Pace of Press Reform 'May be Break-neck', Predicts McLellan

The pace of press reform may about to take place at break-neck speed, according to the editor of The Scotsman.

Writes John McLellan, in his weekly Editor's Notebook, today: “There is a determination that a new system be in place by spring and presumably that means by Easter, the beginning of April. The first of those big changes may be announced this week and after that the pace of reform may well be break-neck.”

McLellan too writes of the BBC's reporting of Scottish news, in the wake of an article last week in his newspaper by Jeremy Peat, the former Scottish rep on the BBC's governing body. 
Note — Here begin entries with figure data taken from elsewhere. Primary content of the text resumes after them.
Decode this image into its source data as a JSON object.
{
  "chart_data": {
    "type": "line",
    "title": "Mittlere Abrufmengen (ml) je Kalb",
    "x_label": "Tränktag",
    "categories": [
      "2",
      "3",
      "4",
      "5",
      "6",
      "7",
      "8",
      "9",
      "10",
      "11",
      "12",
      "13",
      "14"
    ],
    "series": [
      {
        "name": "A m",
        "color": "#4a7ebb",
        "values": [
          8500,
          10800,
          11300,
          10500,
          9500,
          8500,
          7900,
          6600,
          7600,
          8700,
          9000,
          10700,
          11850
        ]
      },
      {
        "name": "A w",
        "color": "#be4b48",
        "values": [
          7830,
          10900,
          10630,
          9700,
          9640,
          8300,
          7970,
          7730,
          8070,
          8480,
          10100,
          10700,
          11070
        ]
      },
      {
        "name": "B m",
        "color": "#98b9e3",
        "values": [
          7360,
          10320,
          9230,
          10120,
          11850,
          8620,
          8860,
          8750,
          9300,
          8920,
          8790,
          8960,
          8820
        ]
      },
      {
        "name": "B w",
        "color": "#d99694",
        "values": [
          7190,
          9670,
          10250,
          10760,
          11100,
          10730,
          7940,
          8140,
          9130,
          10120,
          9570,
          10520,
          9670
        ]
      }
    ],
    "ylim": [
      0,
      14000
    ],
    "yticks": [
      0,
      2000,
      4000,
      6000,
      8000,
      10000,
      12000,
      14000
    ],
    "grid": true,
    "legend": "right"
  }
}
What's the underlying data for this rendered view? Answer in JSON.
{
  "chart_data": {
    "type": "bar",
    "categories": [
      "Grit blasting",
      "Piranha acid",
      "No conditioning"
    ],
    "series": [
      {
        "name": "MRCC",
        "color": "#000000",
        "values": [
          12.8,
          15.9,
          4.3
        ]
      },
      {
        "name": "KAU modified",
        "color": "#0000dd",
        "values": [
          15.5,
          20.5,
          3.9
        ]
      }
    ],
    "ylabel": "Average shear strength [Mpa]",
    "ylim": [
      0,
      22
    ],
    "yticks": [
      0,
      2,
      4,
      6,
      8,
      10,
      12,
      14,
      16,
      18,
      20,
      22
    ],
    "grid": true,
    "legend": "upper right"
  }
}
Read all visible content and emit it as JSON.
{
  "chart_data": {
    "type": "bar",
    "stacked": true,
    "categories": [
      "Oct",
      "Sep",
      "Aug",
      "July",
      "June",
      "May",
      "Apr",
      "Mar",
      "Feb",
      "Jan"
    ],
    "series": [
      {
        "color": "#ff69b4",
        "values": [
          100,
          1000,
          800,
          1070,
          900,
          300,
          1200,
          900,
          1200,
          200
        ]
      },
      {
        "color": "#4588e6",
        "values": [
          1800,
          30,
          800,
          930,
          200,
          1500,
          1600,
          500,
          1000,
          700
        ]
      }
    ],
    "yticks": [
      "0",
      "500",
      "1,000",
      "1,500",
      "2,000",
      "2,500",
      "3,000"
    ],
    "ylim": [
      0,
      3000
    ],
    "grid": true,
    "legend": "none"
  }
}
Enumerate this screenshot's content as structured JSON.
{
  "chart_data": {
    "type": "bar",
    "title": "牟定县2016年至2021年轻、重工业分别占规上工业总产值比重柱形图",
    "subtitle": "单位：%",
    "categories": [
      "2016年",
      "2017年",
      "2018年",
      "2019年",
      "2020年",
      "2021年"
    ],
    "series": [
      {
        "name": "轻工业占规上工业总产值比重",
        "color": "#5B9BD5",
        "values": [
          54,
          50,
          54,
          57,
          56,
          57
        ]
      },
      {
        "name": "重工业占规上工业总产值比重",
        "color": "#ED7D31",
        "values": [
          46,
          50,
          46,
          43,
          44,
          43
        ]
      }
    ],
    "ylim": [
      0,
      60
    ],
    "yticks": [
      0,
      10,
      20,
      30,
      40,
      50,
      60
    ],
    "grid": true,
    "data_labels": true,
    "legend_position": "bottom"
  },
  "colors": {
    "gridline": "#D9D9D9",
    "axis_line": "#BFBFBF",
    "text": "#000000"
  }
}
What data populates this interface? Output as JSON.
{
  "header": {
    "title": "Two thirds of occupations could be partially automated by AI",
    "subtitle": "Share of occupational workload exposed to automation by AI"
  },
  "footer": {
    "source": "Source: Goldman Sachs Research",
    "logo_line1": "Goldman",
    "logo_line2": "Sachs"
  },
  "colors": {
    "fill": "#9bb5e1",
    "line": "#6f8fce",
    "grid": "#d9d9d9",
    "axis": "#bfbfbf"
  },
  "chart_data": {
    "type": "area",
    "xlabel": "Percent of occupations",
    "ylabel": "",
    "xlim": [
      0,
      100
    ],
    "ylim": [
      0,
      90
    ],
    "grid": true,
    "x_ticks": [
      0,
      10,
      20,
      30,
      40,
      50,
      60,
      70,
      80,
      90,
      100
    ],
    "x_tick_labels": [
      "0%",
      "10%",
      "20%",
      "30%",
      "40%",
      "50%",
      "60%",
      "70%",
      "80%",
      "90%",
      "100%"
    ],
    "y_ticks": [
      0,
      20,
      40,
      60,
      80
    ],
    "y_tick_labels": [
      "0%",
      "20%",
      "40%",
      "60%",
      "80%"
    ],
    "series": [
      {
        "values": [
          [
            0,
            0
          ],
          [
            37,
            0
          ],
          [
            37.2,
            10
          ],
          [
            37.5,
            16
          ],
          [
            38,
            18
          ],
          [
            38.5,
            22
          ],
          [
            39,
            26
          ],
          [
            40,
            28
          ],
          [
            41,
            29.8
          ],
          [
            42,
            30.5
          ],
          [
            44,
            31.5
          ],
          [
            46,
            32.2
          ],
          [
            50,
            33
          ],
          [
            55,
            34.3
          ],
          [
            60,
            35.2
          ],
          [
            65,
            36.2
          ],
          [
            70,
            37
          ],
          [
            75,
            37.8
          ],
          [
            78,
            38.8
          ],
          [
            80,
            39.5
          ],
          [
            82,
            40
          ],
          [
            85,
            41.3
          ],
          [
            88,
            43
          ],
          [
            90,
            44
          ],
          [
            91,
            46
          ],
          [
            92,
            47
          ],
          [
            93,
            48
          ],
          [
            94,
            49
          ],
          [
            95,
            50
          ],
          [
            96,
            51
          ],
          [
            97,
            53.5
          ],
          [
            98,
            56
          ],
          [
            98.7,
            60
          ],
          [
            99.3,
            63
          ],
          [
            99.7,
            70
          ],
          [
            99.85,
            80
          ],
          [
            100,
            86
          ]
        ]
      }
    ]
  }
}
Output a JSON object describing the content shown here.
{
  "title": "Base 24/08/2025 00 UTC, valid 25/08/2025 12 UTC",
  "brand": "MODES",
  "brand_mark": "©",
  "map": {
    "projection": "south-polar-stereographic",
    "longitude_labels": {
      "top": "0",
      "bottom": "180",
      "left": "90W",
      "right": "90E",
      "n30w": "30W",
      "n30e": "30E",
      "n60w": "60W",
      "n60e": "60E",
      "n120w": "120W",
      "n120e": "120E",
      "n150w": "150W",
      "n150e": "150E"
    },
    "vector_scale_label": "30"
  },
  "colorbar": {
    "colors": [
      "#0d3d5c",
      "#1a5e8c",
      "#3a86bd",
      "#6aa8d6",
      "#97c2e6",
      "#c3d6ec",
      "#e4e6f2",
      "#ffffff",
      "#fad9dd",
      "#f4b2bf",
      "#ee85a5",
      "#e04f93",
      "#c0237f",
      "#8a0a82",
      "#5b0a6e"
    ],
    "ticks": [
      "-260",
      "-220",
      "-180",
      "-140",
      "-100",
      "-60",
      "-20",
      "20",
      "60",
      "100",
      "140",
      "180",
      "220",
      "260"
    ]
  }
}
Writes McLellan: “.. As more political decision-making is devolved – even under the limited proposals of the Scotland Bill – continuing with the main bulletins from both the BBC in London and ITN makes less sense by the day.”

But he accepts cash is an issue: “It is, as Mr Peat acknowledged, a question of resources and despite the feather bed of the £145.50 licence fee, cash is tight at [BBC Scotland HQ] Pacific Quay. No wonder former head of news and current affairs, Atholl Duncan, left to join the Institute of Chartered Accountants of Scotland.

“Even with technological advances, a new Scottish news programme for an hour at 6pm and again for over 30 minutes at 10pm can’t be done without increasing costs and something will have to give if Mr Peat’s ambition [for more Scottish news on BBC bulletins] is to be realised.”